Por Juan Mihovilovich
Publicado el 15.9.2025
«¡Que tu cielo sea sereno, que tu sonrisa sea clara! Yo te bendigo por el instante de alegría que diste al transeúnte melancólico, extraño, solitario».
Dostoievski
El genio de Dostoievski puede darse el lujo de construir esta esplendida novela con apenas un par de protagonistas: el narrador en primera persona y Nástenka, una especie de heroína juvenil que bordea los 17 años y que vive con su abuela (Babuchka).
Si la trama coexiste es de una simpleza extraordinaria. El narrador de 26 años resulta ser un individuo solitario en extremo, agobiado por sus dilemas internos, por su aguda percepción de sus semejantes, y por lo mismo, por un aislamiento imposible de soslayar.

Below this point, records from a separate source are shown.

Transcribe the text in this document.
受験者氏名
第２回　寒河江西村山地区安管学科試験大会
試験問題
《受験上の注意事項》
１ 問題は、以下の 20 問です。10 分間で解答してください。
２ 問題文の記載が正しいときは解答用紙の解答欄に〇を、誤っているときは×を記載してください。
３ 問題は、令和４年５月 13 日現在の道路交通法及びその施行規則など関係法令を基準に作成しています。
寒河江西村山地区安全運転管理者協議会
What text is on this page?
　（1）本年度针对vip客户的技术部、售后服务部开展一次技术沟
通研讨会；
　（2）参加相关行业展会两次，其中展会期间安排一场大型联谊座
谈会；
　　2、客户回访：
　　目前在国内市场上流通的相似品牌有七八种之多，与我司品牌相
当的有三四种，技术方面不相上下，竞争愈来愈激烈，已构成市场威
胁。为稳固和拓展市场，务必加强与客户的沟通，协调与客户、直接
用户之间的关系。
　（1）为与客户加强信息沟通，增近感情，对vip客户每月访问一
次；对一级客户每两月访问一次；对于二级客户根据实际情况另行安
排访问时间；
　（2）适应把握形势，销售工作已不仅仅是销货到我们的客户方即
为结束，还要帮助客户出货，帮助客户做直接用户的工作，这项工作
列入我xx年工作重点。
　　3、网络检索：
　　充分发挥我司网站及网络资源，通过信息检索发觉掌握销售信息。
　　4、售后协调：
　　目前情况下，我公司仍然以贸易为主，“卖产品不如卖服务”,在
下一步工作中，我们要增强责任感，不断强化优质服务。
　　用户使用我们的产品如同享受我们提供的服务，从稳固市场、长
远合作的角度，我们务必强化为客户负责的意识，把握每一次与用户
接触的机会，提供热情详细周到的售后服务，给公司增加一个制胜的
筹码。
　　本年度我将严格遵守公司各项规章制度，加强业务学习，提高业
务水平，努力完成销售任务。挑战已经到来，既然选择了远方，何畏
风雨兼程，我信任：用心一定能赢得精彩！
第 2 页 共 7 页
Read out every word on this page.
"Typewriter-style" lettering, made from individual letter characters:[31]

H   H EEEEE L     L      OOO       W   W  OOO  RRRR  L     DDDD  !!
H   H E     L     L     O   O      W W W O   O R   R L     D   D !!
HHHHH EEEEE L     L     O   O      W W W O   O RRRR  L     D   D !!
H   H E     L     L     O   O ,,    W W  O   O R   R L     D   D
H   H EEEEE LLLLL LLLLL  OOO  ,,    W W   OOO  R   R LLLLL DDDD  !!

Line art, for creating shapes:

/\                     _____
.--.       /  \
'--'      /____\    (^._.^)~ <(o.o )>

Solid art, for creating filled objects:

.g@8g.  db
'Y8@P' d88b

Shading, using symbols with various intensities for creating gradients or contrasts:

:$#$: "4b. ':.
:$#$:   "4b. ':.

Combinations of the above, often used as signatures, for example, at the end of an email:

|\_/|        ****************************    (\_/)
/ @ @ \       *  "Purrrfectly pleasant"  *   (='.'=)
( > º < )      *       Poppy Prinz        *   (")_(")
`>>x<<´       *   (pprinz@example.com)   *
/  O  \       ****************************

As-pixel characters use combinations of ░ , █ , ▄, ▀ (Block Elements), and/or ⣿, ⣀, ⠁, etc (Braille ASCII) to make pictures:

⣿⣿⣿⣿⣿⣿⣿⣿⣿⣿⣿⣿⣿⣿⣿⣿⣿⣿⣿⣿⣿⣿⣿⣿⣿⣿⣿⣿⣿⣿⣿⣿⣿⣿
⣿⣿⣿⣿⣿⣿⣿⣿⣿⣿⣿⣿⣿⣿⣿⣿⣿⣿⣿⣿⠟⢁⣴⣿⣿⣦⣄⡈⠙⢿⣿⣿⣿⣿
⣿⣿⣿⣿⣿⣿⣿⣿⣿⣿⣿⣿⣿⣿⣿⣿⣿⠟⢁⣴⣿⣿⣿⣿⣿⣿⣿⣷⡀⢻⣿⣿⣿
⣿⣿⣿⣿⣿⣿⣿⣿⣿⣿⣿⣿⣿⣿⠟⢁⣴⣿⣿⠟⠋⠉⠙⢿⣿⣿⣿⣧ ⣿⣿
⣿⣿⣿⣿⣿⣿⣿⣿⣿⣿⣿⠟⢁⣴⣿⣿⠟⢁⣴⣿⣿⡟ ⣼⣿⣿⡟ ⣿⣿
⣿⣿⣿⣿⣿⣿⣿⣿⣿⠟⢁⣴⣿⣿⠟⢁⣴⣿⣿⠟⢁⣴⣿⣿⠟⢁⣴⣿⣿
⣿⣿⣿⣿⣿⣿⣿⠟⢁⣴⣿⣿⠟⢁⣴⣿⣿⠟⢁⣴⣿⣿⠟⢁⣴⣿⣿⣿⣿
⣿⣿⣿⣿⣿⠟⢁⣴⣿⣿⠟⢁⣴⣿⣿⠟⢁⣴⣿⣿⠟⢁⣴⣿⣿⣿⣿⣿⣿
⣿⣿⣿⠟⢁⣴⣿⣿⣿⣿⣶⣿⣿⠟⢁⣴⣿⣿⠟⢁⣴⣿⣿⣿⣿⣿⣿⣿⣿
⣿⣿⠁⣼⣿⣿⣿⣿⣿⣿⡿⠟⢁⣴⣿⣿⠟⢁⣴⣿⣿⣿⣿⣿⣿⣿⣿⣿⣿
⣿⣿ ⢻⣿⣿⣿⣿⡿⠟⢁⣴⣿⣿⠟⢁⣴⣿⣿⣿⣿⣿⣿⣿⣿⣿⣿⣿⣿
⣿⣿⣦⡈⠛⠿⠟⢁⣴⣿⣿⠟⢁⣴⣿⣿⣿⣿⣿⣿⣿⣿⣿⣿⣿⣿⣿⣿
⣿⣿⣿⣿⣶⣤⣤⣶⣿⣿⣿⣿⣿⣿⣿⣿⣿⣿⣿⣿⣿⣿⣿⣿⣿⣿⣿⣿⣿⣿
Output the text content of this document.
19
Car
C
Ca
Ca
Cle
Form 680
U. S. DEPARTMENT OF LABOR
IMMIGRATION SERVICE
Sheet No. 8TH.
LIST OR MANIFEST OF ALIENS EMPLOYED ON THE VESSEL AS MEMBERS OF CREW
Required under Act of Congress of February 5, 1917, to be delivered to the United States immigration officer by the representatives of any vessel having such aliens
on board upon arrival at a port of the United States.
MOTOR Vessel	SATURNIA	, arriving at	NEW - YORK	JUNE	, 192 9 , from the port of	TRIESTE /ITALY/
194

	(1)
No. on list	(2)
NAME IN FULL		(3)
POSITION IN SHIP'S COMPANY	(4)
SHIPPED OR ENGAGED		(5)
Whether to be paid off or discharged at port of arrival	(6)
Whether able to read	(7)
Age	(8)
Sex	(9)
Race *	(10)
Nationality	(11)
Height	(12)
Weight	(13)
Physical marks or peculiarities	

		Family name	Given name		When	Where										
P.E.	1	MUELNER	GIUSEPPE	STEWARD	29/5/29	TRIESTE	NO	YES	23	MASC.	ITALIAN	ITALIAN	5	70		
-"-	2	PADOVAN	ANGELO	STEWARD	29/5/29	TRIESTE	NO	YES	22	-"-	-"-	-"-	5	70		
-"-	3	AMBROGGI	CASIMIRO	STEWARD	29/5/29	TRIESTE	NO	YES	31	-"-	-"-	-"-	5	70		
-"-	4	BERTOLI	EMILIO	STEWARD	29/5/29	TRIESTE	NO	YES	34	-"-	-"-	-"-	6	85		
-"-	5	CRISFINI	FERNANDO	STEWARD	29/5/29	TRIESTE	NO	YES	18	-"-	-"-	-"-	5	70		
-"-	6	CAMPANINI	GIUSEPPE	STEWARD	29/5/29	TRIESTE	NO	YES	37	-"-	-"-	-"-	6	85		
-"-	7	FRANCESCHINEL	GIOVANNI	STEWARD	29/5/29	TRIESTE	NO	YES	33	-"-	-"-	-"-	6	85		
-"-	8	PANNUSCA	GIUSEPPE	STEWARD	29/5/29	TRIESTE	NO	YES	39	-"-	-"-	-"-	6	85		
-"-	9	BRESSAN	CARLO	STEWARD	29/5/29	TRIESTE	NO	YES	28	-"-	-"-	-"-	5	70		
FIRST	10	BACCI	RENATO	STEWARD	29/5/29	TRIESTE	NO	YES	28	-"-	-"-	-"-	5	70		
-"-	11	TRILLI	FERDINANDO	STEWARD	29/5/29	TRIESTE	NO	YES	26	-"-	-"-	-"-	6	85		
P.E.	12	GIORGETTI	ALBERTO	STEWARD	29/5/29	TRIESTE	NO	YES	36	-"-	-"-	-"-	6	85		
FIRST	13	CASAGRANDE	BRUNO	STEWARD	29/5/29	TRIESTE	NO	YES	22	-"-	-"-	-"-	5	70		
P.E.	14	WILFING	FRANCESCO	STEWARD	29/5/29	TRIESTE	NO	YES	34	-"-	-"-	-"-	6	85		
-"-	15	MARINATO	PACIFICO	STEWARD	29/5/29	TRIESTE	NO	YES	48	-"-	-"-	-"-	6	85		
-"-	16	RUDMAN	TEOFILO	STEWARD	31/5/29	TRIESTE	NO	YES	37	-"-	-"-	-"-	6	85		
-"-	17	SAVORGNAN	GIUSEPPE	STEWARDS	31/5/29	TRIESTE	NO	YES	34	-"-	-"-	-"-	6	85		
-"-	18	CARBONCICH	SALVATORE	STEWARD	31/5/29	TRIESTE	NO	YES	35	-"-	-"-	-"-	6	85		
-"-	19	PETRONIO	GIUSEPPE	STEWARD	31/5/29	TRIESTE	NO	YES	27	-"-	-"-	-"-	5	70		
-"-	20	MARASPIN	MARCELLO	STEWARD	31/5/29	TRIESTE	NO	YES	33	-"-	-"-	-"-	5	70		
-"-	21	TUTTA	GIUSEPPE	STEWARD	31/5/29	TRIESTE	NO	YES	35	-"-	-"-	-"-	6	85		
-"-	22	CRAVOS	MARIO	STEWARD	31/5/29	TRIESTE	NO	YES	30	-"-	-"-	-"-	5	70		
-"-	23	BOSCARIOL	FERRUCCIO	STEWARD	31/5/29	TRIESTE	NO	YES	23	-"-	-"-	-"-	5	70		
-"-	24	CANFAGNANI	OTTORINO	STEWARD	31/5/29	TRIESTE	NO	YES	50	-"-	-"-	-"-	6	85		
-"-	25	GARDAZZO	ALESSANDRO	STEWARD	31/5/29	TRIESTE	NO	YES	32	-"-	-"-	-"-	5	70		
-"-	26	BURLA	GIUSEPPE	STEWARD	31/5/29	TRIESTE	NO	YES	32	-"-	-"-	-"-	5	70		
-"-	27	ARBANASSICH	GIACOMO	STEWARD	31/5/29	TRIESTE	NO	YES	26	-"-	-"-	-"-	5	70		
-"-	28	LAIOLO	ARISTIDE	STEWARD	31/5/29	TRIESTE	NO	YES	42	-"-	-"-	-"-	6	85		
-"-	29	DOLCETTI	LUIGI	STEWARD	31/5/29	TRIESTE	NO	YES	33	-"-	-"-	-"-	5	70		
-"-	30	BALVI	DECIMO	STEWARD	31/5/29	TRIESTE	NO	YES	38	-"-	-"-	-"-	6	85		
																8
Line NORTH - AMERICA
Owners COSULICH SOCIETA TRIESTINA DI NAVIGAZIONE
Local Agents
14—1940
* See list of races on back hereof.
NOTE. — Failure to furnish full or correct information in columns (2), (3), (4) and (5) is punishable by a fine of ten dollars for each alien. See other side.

Así, su vida transcurre con una monotonía abismante por las calles de San Petersburgo, las que conoce hasta en sus mínimos detalles, que recorre con una insistencia enfermiza y que apenas lo sitúa, desde su óptica personal, por encima de una mediocridad que rechaza y que le resulta odiosa y desechable.
Es en esos paseos diarios que se topa entonces con Nástenka en una plaza pública de manera, aparentemente casual. Entre ambos surgirá una relación íntima, profunda, con diálogos plenos de sensible inteligencia por solo cuatro días: las noches blancas, que dan título al libro.
El sentido de una vida
A los protagonistas los une, de algún modo, una necesidad de sentirse queridos, de ser acogidos por un medio que no soportan o que, al menos, pretenden superar por el único sentimiento que pudiera salvarlos: el amor.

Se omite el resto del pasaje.